Et bien sûr, Rosario doit s’acquitter aussi d’une pension alimentaire. N’ayant plus aucune confiance dans les avocats, il décide de se défendre seul. «Début 2015, je suis passé devant une juge à Berne. J'ai apporté tous les documents à l’audience. A cette époque, je touchais encore le chômage en France, 1’500 euros par mois. Ce n'était pas beaucoup, mais pour moi seul, ça suffisait. La juge a décidé que je devais en verser 700 mensuellement pour la pension. Comme mon loyer coûtait 700 euros également, il me restait donc 100 euros pour manger, payer mon assurance maladie, mon électricité, etc. J’ai essayé en vain de lui expliquer ma situation. "Monsieur, ça ne devrait pas poser de problème, m’a-t-elle répondu. Après tout, vous habitez en France et la vie là-bas est bien meilleure marché." Comme je n'ai rien versé pendant deux ans, j’ai été mis aux poursuites pour 16’800 euros et j'ai dû de nouveau m’expliquer devant la justice.»
– Vous auriez au moins pu lui verser 300 euros, m’a dit le président du tribunal.
– Ah oui! Pour quelles raisons? Mon ex m'aurait de toute façon poursuivi pour les 400 euros manquants. L'Etat décide d’une somme que je ne peux pas payer et ensuite, il me poursuit en justice parce que je ne la paie pas.
– Monsieur, soyez donc un peu raisonnable, a-t-il insisté.

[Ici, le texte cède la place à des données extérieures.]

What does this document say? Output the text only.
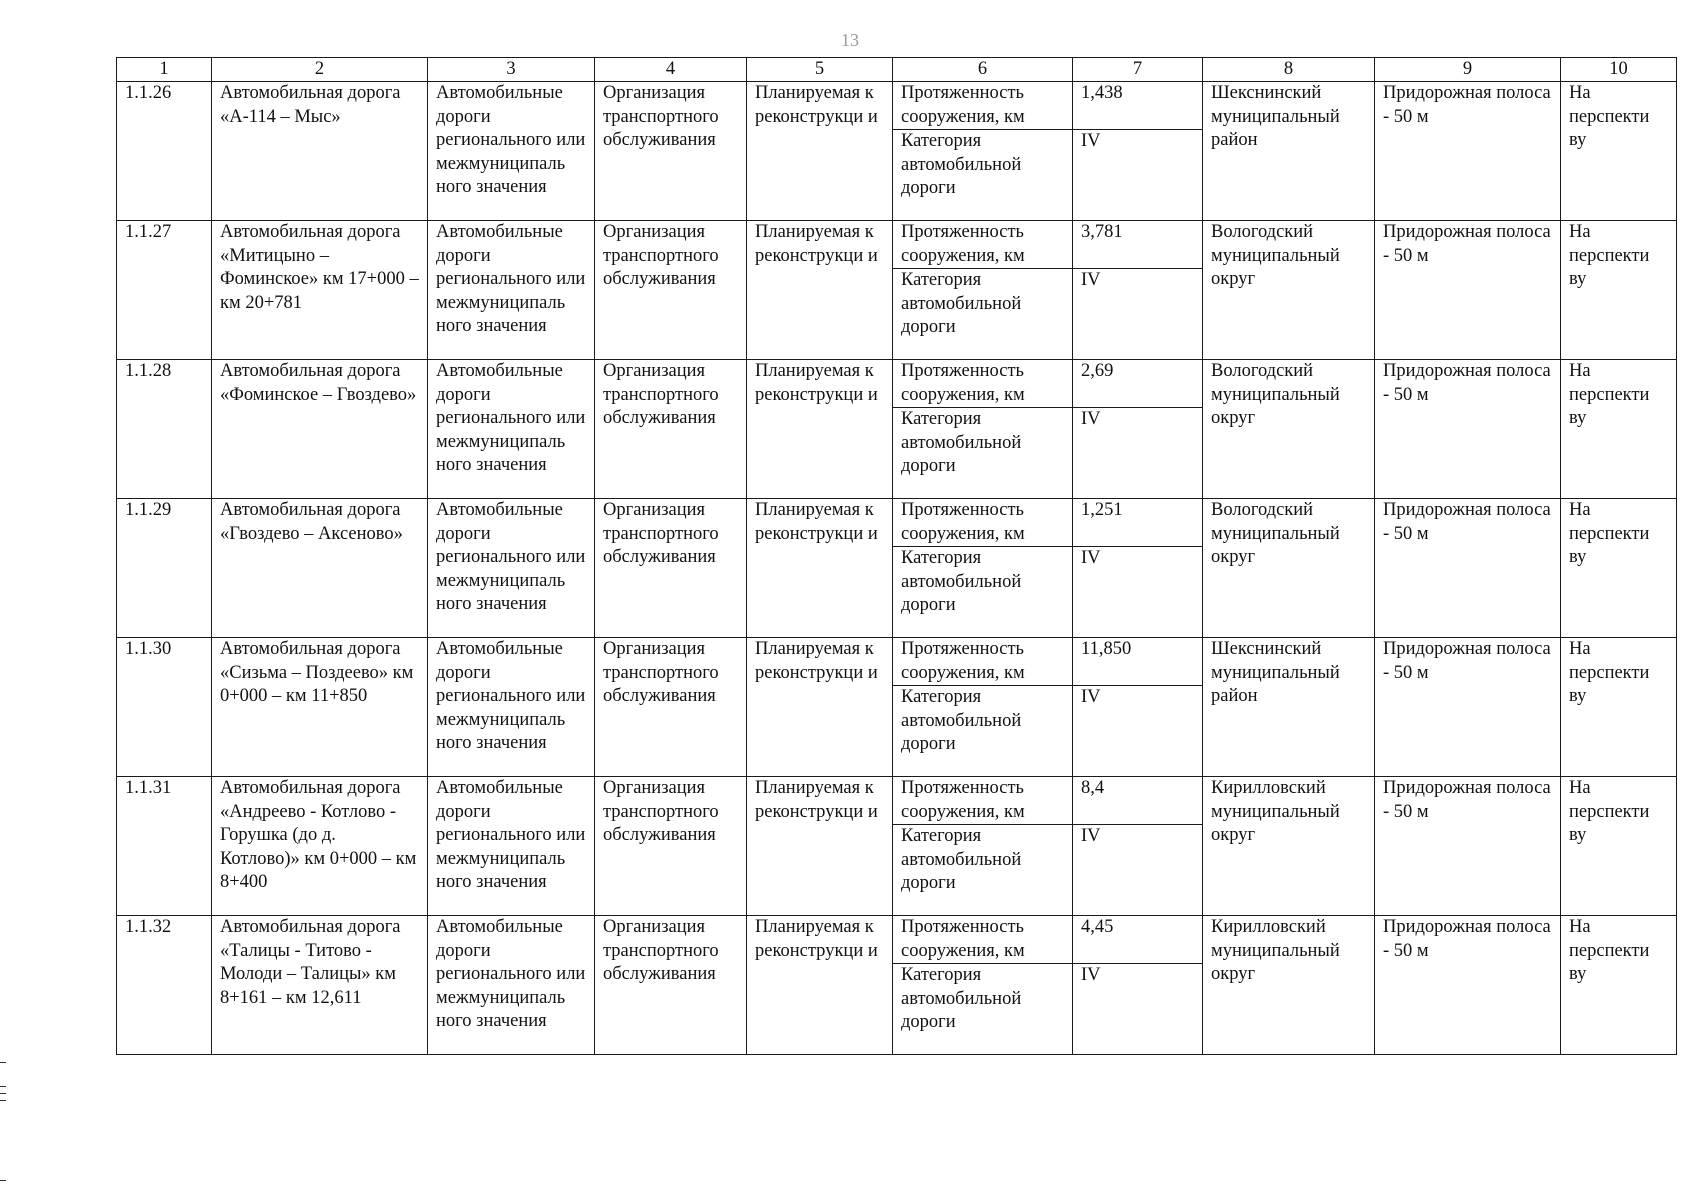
13
1	2	3	4	5	6	7	8	9	10
1.1.26	Автомобильная дорога «А-114 – Мыс»	Автомобильные дороги регионального или межмуниципаль ного значения	Организация транспортного обслуживания	Планируемая к реконструкци и	Протяженность сооружения, км	1,438	Шекснинский муниципальный район	Придорожная полоса - 50 м	На перспекти ву
					Категория автомобильной дороги	IV			
1.1.27	Автомобильная дорога «Митицыно – Фоминское» км 17+000 – км 20+781	Автомобильные дороги регионального или межмуниципаль ного значения	Организация транспортного обслуживания	Планируемая к реконструкци и	Протяженность сооружения, км	3,781	Вологодский муниципальный округ	Придорожная полоса - 50 м	На перспекти ву
					Категория автомобильной дороги	IV			
1.1.28	Автомобильная дорога «Фоминское – Гвоздево»	Автомобильные дороги регионального или межмуниципаль ного значения	Организация транспортного обслуживания	Планируемая к реконструкци и	Протяженность сооружения, км	2,69	Вологодский муниципальный округ	Придорожная полоса - 50 м	На перспекти ву
					Категория автомобильной дороги	IV			
1.1.29	Автомобильная дорога «Гвоздево – Аксеново»	Автомобильные дороги регионального или межмуниципаль ного значения	Организация транспортного обслуживания	Планируемая к реконструкци и	Протяженность сооружения, км	1,251	Вологодский муниципальный округ	Придорожная полоса - 50 м	На перспекти ву
					Категория автомобильной дороги	IV			
1.1.30	Автомобильная дорога «Сизьма – Поздеево» км 0+000 – км 11+850	Автомобильные дороги регионального или межмуниципаль ного значения	Организация транспортного обслуживания	Планируемая к реконструкци и	Протяженность сооружения, км	11,850	Шекснинский муниципальный район	Придорожная полоса - 50 м	На перспекти ву
					Категория автомобильной дороги	IV			
1.1.31	Автомобильная дорога «Андреево - Котлово - Горушка (до д. Котлово)» км 0+000 – км 8+400	Автомобильные дороги регионального или межмуниципаль ного значения	Организация транспортного обслуживания	Планируемая к реконструкци и	Протяженность сооружения, км	8,4	Кирилловский муниципальный округ	Придорожная полоса - 50 м	На перспекти ву
					Категория автомобильной дороги	IV			
1.1.32	Автомобильная дорога «Талицы - Титово - Молоди – Талицы» км 8+161 – км 12,611	Автомобильные дороги регионального или межмуниципаль ного значения	Организация транспортного обслуживания	Планируемая к реконструкци и	Протяженность сооружения, км	4,45	Кирилловский муниципальный округ	Придорожная полоса - 50 м	На перспекти ву
					Категория автомобильной дороги	IV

– Non, je ne le serai pas. Je ne paierai pas et je vais quitter la Suisse. Je ferai ma vie sans ma fille et une fois qu'elle sera assez âgée, je sais qu’elle me rendra visite, où que je sois. C'est tout ce qui compte pour moi.

Dans l’intervalle, fin 2014, Rosario a rencontré une femme. Il ne m’a jamais dit son nom, simplement que c’était une Stalkerin, une emmerdeuse, une ombre douloureuse dans sa mémoire. Elle vivait alors à Bâle avec son mari et leur fille, mais le couple souhaitait se séparer. Au vu de la situation, Rosario propose de sous-louer son appartement de Saint-Louis au mari et ainsi, pendant une année et demie, il vit chez son amie, partageant son temps entre sa nouvelle famille et de petits jobs. Début 2016, son ex ne donnant jamais suite à ses demandes de visite, Rosario engage un nouvel avocat. Rien à faire. La mère répond qu’elle a la loi pour elle et qu’il ne reverra plus jamais sa fille. Furieux, il demande à son avocat de déposer plainte.
– Non, on ne peut pas faire ça, lui répond-il.
– Pourquoi pas?
– Parce qu'elle est la mère!
– Je n’avais plus un sou, alors j’ai laissé tomber, conclut-il.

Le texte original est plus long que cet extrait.